We must look to what has made our legal system the envy of the world. At its heart is the Constitution. While the courts of many countries run roughshod over people's rights, American courts are tightly bound to the words of the Constitution and must defend the rights of every single American - regardless of a judge's personal or political feelings in a case.

Courthouses across our country feature the image of a woman with a blindfold weighing the scales of justice. She wears the blindfold so that she can judge her cases without bias or favoritism of any kind. This ideal is emblazoned on the Supreme Court building with the words "Equal Justice Under Law." Blind, equal justice is the foundation of our remarkable legal system and the bulwark of our shared freedoms.

But Obama and Sotomayor have expressed a very different view of judging. This view says that justice should not be blind, that it should not be based only on the law and the Constitution, but that it should take a judge's own personal and political feelings into account.

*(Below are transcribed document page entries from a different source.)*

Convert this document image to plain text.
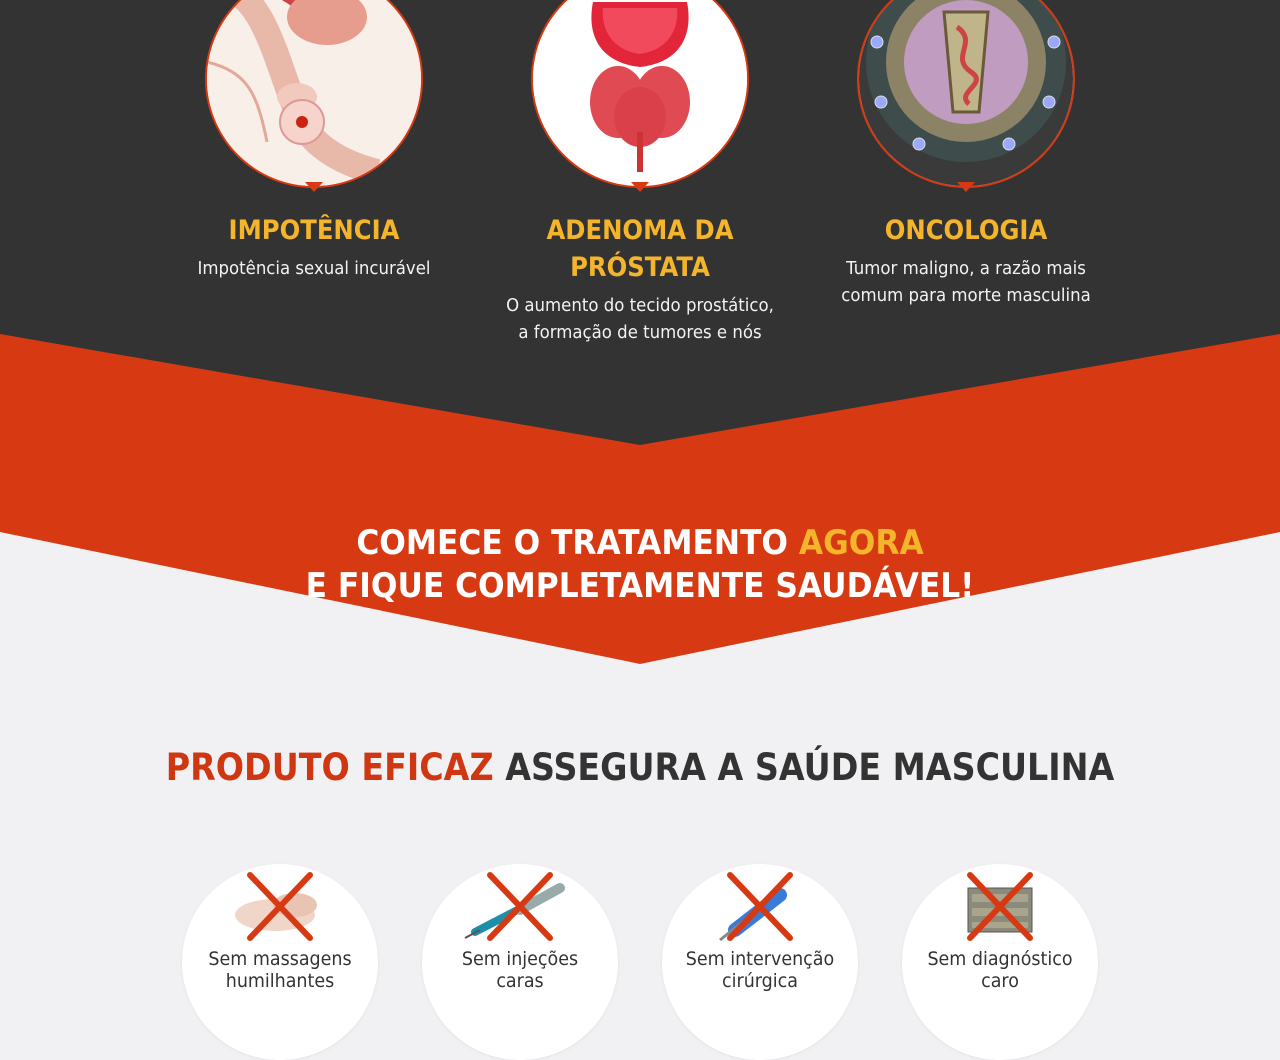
IMPOTÊNCIA
Impotência sexual incurável
ADENOMA DA
PRÓSTATA
O aumento do tecido prostático,
a formação de tumores e nós
ONCOLOGIA
Tumor maligno, a razão mais
comum para morte masculina
COMECE O TRATAMENTO AGORA
E FIQUE COMPLETAMENTE SAUDÁVEL!
PRODUTO EFICAZ ASSEGURA A SAÚDE MASCULINA
Sem massagens
humilhantes
Sem injeções
caras
Sem intervenção
cirúrgica
Sem diagnóstico
caro
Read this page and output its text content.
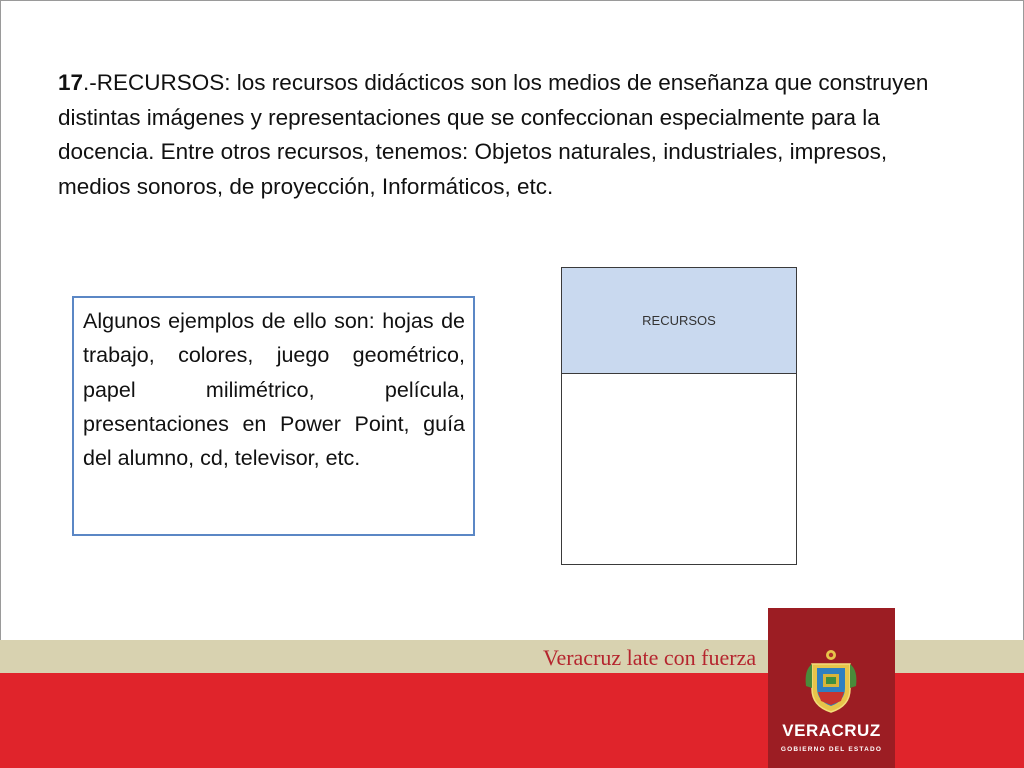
17.-RECURSOS: los recursos didácticos son los medios de enseñanza que construyen distintas imágenes y representaciones que se confeccionan especialmente para la docencia. Entre otros recursos, tenemos: Objetos naturales, industriales, impresos, medios sonoros, de proyección, Informáticos, etc.

Algunos ejemplos de ello son: hojas de trabajo, colores, juego geométrico, papel milimétrico, película, presentaciones en Power Point, guía del alumno, cd, televisor, etc.

RECURSOS
Veracruz late con fuerza
VERACRUZ
GOBIERNO DEL ESTADO
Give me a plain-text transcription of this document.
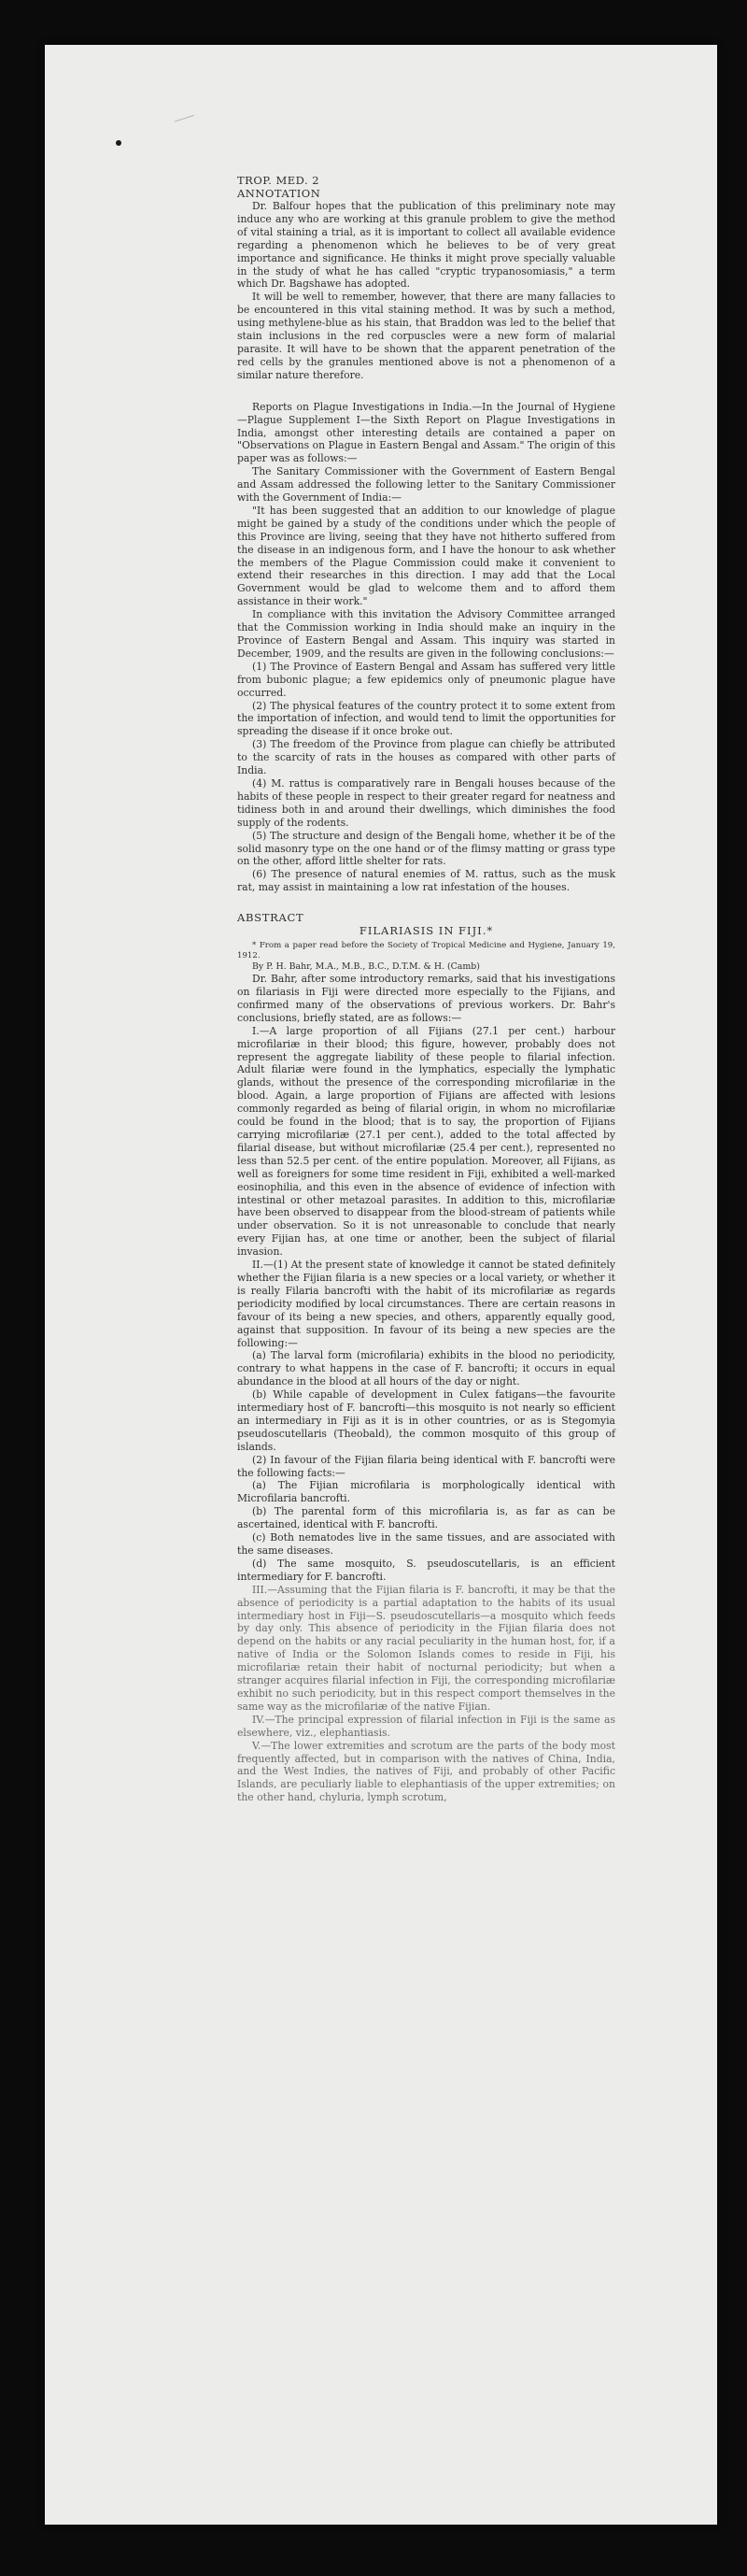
TROP. MED. 2
ANNOTATION

Dr. Balfour hopes that the publication of this preliminary note may induce any who are working at this granule problem to give the method of vital staining a trial, as it is important to collect all available evidence regarding a phenomenon which he believes to be of very great importance and significance. He thinks it might prove specially valuable in the study of what he has called "cryptic trypanosomiasis," a term which Dr. Bagshawe has adopted.

It will be well to remember, however, that there are many fallacies to be encountered in this vital staining method. It was by such a method, using methylene-blue as his stain, that Braddon was led to the belief that stain inclusions in the red corpuscles were a new form of malarial parasite. It will have to be shown that the apparent penetration of the red cells by the granules mentioned above is not a phenomenon of a similar nature therefore.

Reports on Plague Investigations in India.—In the Journal of Hygiene—Plague Supplement I—the Sixth Report on Plague Investigations in India, amongst other interesting details are contained a paper on "Observations on Plague in Eastern Bengal and Assam." The origin of this paper was as follows:—

The Sanitary Commissioner with the Government of Eastern Bengal and Assam addressed the following letter to the Sanitary Commissioner with the Government of India:—

"It has been suggested that an addition to our knowledge of plague might be gained by a study of the conditions under which the people of this Province are living, seeing that they have not hitherto suffered from the disease in an indigenous form, and I have the honour to ask whether the members of the Plague Commission could make it convenient to extend their researches in this direction. I may add that the Local Government would be glad to welcome them and to afford them assistance in their work."

In compliance with this invitation the Advisory Committee arranged that the Commission working in India should make an inquiry in the Province of Eastern Bengal and Assam. This inquiry was started in December, 1909, and the results are given in the following conclusions:—

(1) The Province of Eastern Bengal and Assam has suffered very little from bubonic plague; a few epidemics only of pneumonic plague have occurred.

(2) The physical features of the country protect it to some extent from the importation of infection, and would tend to limit the opportunities for spreading the disease if it once broke out.

(3) The freedom of the Province from plague can chiefly be attributed to the scarcity of rats in the houses as compared with other parts of India.

(4) M. rattus is comparatively rare in Bengali houses because of the habits of these people in respect to their greater regard for neatness and tidiness both in and around their dwellings, which diminishes the food supply of the rodents.

(5) The structure and design of the Bengali home, whether it be of the solid masonry type on the one hand or of the flimsy matting or grass type on the other, afford little shelter for rats.

(6) The presence of natural enemies of M. rattus, such as the musk rat, may assist in maintaining a low rat infestation of the houses.

ABSTRACT
FILARIASIS IN FIJI.*

* From a paper read before the Society of Tropical Medicine and Hygiene, January 19, 1912.

By P. H. Bahr, M.A., M.B., B.C., D.T.M. & H. (Camb)

Dr. Bahr, after some introductory remarks, said that his investigations on filariasis in Fiji were directed more especially to the Fijians, and confirmed many of the observations of previous workers. Dr. Bahr's conclusions, briefly stated, are as follows:—

I.—A large proportion of all Fijians (27.1 per cent.) harbour microfilariæ in their blood; this figure, however, probably does not represent the aggregate liability of these people to filarial infection. Adult filariæ were found in the lymphatics, especially the lymphatic glands, without the presence of the corresponding microfilariæ in the blood. Again, a large proportion of Fijians are affected with lesions commonly regarded as being of filarial origin, in whom no microfilariæ could be found in the blood; that is to say, the proportion of Fijians carrying microfilariæ (27.1 per cent.), added to the total affected by filarial disease, but without microfilariæ (25.4 per cent.), represented no less than 52.5 per cent. of the entire population. Moreover, all Fijians, as well as foreigners for some time resident in Fiji, exhibited a well-marked eosinophilia, and this even in the absence of evidence of infection with intestinal or other metazoal parasites. In addition to this, microfilariæ have been observed to disappear from the blood-stream of patients while under observation. So it is not unreasonable to conclude that nearly every Fijian has, at one time or another, been the subject of filarial invasion.

II.—(1) At the present state of knowledge it cannot be stated definitely whether the Fijian filaria is a new species or a local variety, or whether it is really Filaria bancrofti with the habit of its microfilariæ as regards periodicity modified by local circumstances. There are certain reasons in favour of its being a new species, and others, apparently equally good, against that supposition. In favour of its being a new species are the following:—

(a) The larval form (microfilaria) exhibits in the blood no periodicity, contrary to what happens in the case of F. bancrofti; it occurs in equal abundance in the blood at all hours of the day or night.

(b) While capable of development in Culex fatigans—the favourite intermediary host of F. bancrofti—this mosquito is not nearly so efficient an intermediary in Fiji as it is in other countries, or as is Stegomyia pseudoscutellaris (Theobald), the common mosquito of this group of islands.

(2) In favour of the Fijian filaria being identical with F. bancrofti were the following facts:—

(a) The Fijian microfilaria is morphologically identical with Microfilaria bancrofti.

(b) The parental form of this microfilaria is, as far as can be ascertained, identical with F. bancrofti.

(c) Both nematodes live in the same tissues, and are associated with the same diseases.

(d) The same mosquito, S. pseudoscutellaris, is an efficient intermediary for F. bancrofti.

III.—Assuming that the Fijian filaria is F. bancrofti, it may be that the absence of periodicity is a partial adaptation to the habits of its usual intermediary host in Fiji—S. pseudoscutellaris—a mosquito which feeds by day only. This absence of periodicity in the Fijian filaria does not depend on the habits or any racial peculiarity in the human host, for, if a native of India or the Solomon Islands comes to reside in Fiji, his microfilariæ retain their habit of nocturnal periodicity; but when a stranger acquires filarial infection in Fiji, the corresponding microfilariæ exhibit no such periodicity, but in this respect comport themselves in the same way as the microfilariæ of the native Fijian.

IV.—The principal expression of filarial infection in Fiji is the same as elsewhere, viz., elephantiasis.

V.—The lower extremities and scrotum are the parts of the body most frequently affected, but in comparison with the natives of China, India, and the West Indies, the natives of Fiji, and probably of other Pacific Islands, are peculiarly liable to elephantiasis of the upper extremities; on the other hand, chyluria, lymph scrotum,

Obama says that when "constitutional text will not be directly on point," the critical ingredient for judges is the "depth and breadth of one's empathy," as well as "their broader vision of what America should be." But when a judge shows empathy toward one party in a courtroom, do they not show prejudice against the other?

Sotomayor has stated her belief that impartiality may not be possible in "all or even most cases," that "personal experiences affect the facts judges choose to see," and that judges "must not deny the differences resulting from experience and heritage but attempt ... continuously to judge when those opinions, sympathies and prejudices are appropriate."

But if you or I step into a courtroom, shouldn't we be able to do so with confidence that we will get a fair day in court no matter our background, experience, or politics - and no matter the background, experience, or politics of the judge?

We should keep this in mind as we consider Sotomayor's one-paragraph ruling in the recent New Haven firefighter case. Eighteen firefighters studied for months to pass the city's promotion exam. They did. But the city junked the results because officials didn't feel the outcome met the appropriate racial quota. Sotomayor sided with the city and even denied the firefighters a trial.

The Supreme Court rejected Sotomayor's ruling and determined that the city's action to abandon the legitimate promotion process violated the legal rights of the firefighters - who had played by the rules.

For years, Sotomayor was a leader at the Puerto Rican Legal Defense and Education Fund while it fought aggressively to pursue racial quotas for city hiring - just like in New Haven. Is Sotomayor's ruling against the firefighters an example of her failure to set aside her biases and rule impartially?

Contrast the philosophy Obama and Sotomayor have advocated with the plain words of the judicial oath:

"I do solemnly swear that I will administer justice without respect to persons, and do equal right to the poor and to the rich, and that I will faithfully and impartially discharge and perform all the duties incumbent upon me under the Constitution and laws of the United States. So help me God."

Every day that Americans enjoy the extraordinary blessings of freedom, they do so in part because of the words and principles in that oath. Empathy-based rulings, no matter how well-intentioned, do not help society, but imperil the legal system that has been so essential to our liberties and so fundamental to our way of life.